But before Arnold started hurling lightning bolts and jabbering about little fairy wings, Bites noticed something funny in the introductory remarks Assembly Speaker Fabian Núñez gave the state’s constitutional officers, justices and other top officials.
Núñez welcomed “the Honorable Cruz M. Bustamante,” the state’s ever-dynamic Lt. Guv; and “the Honorable Bill Lockyer,” California’s crime-fighting attorney general. But next, Núñez introduced “Mr. Kevin Shelley,” the multiple-scandal-plagued secretary of state whose missteps are drawing so much attention that it threatens to undermine the donkey party’s power.
Had Shelley somehow been demoted, or stripped of his courtesy title, Bites wondered? Not really, it turned out.
Núñez corrected himself after what was surely an awkward half-second for Shelley, restating his intro to say “Honorable Kevin Shelley.”

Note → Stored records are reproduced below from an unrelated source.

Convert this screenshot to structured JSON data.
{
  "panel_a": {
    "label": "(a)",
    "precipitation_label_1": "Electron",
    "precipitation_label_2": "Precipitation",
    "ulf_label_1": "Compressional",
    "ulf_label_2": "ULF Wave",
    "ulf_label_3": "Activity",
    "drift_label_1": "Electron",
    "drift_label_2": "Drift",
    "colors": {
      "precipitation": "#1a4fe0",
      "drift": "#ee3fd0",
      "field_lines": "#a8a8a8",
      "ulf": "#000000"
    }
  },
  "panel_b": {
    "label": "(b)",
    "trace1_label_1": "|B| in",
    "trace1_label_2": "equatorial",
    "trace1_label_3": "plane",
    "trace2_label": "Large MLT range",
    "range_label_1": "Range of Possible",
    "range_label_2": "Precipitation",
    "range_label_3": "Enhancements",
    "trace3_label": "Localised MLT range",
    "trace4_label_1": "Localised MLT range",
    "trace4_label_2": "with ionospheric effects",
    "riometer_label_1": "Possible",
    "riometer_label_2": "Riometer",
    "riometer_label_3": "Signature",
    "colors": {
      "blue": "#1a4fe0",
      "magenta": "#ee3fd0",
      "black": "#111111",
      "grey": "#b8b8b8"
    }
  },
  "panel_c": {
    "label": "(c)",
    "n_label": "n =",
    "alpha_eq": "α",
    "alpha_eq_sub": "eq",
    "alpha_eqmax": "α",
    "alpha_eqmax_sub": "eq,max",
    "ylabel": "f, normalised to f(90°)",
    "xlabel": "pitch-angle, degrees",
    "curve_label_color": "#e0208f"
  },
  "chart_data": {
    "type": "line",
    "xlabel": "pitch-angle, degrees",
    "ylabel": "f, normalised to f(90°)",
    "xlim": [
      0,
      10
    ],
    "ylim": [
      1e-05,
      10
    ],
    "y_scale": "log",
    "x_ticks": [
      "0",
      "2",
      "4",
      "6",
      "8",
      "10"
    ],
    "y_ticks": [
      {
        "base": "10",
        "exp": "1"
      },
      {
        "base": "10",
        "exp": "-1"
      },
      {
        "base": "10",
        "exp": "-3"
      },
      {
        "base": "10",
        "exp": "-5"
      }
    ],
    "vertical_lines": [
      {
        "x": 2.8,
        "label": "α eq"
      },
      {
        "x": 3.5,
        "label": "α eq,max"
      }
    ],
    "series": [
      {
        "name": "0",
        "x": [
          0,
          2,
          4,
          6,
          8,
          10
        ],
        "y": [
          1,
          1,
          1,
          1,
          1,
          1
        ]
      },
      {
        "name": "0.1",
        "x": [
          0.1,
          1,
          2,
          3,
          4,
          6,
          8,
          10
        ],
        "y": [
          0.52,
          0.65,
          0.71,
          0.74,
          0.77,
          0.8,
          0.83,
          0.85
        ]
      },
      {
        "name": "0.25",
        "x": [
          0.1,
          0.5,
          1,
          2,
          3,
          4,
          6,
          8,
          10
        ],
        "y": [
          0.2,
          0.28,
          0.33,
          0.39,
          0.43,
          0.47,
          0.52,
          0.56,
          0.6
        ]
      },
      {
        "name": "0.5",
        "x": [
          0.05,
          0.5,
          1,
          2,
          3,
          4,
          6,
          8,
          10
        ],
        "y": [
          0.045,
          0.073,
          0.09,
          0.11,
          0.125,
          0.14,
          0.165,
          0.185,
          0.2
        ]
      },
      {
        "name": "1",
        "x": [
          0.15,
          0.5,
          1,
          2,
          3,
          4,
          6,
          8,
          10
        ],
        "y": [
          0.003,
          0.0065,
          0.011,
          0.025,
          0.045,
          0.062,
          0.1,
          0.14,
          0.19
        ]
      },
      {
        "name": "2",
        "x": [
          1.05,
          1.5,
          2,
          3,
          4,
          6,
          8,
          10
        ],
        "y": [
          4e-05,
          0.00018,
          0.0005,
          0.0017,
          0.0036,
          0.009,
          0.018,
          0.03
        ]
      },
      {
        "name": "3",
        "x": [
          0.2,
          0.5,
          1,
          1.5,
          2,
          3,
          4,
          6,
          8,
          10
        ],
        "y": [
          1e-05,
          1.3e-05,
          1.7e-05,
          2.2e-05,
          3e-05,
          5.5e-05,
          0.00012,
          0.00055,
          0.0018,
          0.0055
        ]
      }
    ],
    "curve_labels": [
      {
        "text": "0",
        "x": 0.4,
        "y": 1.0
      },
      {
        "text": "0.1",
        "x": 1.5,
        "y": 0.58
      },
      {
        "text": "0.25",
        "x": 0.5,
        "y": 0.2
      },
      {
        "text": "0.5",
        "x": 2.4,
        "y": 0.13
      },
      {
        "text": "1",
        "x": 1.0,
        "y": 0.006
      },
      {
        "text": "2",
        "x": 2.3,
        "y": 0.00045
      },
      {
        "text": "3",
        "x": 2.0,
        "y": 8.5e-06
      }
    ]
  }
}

Everyone else got the “Honorable” treatment, down to the Board of Equalization members. But just so Shelley didn’t have to feel bad, Núñez subsequently did the same “Mr.—oops!—Honorable” thing with Insurance Commissioner John Garamendi, who, as far as Bites knows, isn’t about to be hauled before a legislative committee and grilled about alleged improprieties.
So, at least Shelley was spared one embarrassment …
She’s a man, baby: Even in these uncertain times, all of us still can agree and even take comfort in the fact that there is, surely, but one Condoleezza Rice. The only national security adviser to refer to the president as “my husband,” Condi faced a tough interrogation this week by Senator Barbara Boxer at her secretary-of-state confirmation hearings. (Anybody notice what cojones Boxer is showing now that she’s been re-elected for another six-year term? Too bad Dianne Feinstein, who’ll be up for re-election next year, isn’t exactly backing her colleague.) So, upon hearing that a Condi imitator would be appearing at Christine Craft’s “Coronation Protest” on Thursday, Bites was intrigued. Who could possibly take on such a role? Will she and the Bush impersonator be smooching it up on the podium like their real-life counterparts? Inquiring minds had to know.
And that brings us back to the whole cojones thing. It turns out Craft’s search for the perfect Condi ended up with her finding a man for the job, one who was willing to transform himself into the good Dr. Rice with help from his personal stylist. Craft told Bites that “Heidi”—whose real name is Mike—will apear in full Condi regalia, complete with pageboy haircut and 5-and-a-half-inch stiletto heel bondage boots.
So, when the local Air America personality leads a crowd of kazoo-wielding protesters from Cesar Chavez Plaza to the state Capitol on the morning of January 20, be on the lookout for Sacramento’s own drag-queen Condi. Hell, if it wasn’t Not One Damn Dime Day (see www.notonedamndime.com for info about the Inauguration Day consumer boycott), “George” could even buy her a drink.
No shill left behind: Armstrong Williams has gotten a show of support from an influential Sacramentan. Kevin Johnson, writing in the St. Hope newsletter, says he’s proud to call himself a friend of Williams and has spent “countless hours” with him discussing politics, sociology, sports and other current events. Although Johnson acknowledges Armstrong exercised “flawed judgment” in accepting a quarter-million dollars from the Bush administration to promote No Child Left Behind, he argues that his ally in the battle for school reform had had his views “set in stone” for years already.
This may be a good time to point out that, unlike Armstrong, Bites is ideologically flexible—ready, willing and able to sell out to left, right or center for the right price. By the way, Kevin, has Bites told you how wonderful the new Sac High is? As a halfway measure toward the complete and inevitable privatization of public education, you charter schools simply can’t be beat! (P.S. Please make checks payable to Bites, SN&R, etc., etc.)